Table of contents

0 - Introduction

Reinforcement Learning with Human Feedback (RLHF) methods, particularly Proximal Policy Optimization (PPO) [1], have proven to be effective in aligning large language models (LLMs). However, it remains unclear whether PPO can generalize to unseen prompts during training, and how exactly it generalizes to such prompts. To delve deeper into this issue, we have gathered recent research insights in this blog and carried out a series of experiments on the code generation task. Our discoveries highlight that the generalization process in RLHF comprises two essential aspects: generalization originating from the training of the reward model and generalization arising from the PPO training itself. Notably, the generalization from the training of the reward model is conveyed to the RLHF process through the diverse PPO prompts.

In summary, our findings are as follows:

The generalization stemming from the reward model primarily originates from the preference datasets. During training, the reward model learns coarse patterns from these datasets and generalizes them to unseen samples. Additionally, the reward model inherits certain generalization abilities from the pre-trained models, enabling it to identify some easy errors in unseen negative responses.
The generalization achieved through PPO training encompasses two primary components: generalization derived from on-policy samples and generalization stemming from token-wise rewards.

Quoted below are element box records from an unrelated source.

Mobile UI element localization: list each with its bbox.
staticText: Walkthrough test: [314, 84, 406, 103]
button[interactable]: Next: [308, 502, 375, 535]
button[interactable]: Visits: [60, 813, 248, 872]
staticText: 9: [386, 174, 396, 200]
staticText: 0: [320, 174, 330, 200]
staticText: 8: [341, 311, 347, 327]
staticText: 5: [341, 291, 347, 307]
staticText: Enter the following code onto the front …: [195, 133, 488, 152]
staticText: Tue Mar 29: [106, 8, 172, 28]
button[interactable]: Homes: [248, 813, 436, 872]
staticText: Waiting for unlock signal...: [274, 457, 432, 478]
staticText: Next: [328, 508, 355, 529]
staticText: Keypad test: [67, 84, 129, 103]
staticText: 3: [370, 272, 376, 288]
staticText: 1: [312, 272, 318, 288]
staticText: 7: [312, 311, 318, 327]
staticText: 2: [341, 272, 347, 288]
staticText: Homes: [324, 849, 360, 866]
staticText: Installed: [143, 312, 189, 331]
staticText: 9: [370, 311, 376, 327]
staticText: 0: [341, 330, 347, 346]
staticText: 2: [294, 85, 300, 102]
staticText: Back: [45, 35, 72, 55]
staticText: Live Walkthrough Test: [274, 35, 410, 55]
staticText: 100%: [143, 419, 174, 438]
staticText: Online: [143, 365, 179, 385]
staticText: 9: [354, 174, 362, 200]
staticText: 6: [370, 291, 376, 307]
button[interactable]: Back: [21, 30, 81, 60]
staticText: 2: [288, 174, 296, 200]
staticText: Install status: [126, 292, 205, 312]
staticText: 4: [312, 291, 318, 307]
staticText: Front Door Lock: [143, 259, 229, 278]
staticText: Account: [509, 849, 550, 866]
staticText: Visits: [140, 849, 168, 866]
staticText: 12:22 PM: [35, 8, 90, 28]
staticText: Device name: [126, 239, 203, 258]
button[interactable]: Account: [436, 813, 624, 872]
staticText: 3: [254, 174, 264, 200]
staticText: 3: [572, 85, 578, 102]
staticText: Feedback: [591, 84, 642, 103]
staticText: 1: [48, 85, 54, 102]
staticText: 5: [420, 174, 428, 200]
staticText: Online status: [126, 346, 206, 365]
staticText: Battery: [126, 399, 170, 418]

Finally, we give some recommendations for data construction in RLHF based on the above findings.

1 - The RLHF Process

The RLHF process consists of two main components:

Reward Model Training: The reward model provides LLMs with a signal that guides the reinforcement learning process. In general, we first gather datasets consisting of prompts, LLM responses, and corresponding human feedback (ratings, rankings, or other forms of evaluation). This feedback serves as the ground truth for training the reward model. Then, we train the reward model using supervised learning techniques on the collected data. The model learns to predict the reward associated with each LLM response given a prompt and the corresponding human feedback. [2].

Figure 1: Reward model training process. [2]

Fine-tuning with RL: Given a reward model, we employ RL to fine-tune the policy of a LLM. First, the policy is a language model that takes in a prompt and returns a sequence of text (or just probability distributions over text). The action space of this policy is all the tokens corresponding to the vocabulary of the language model and the observation space is the distribution of possible input token sequences, which is also quite large given previous uses of RL (the dimension is approximately the size of vocabulary ^ length of the input token sequence). The reward function is a combination of the preference model and a constraint on policy shift. Finally, the update rule is the parameter update of the policy from PPO that maximizes the reward metrics in the current batch of data [3].

Figure 2: The reinforcement learning from human feedback. [3]

2 - Generalization Progress in Reward Model

2.1 - Generalization from Preference Dataset

Generally, we gather human rankings of pairs of LLM responses to create a human feedback dataset, commonly referred to as a preference dataset. The reward model is capable of uncovering patterns within pairs of ranked responses and applying these patterns to unseen pairs. It is generalization stemming from the preference dataset.

OpenAI has demonstrated the generalization ability from reward model in RLHF progress:

OpenAI first discovered that reward models (verifiers) scale significantly better with increased data compared to supervised fine-tuning [4].
Subsequently, OpenAI discovered the scaling law of the reward model and RL benefits from the scaling of the reward model.[5]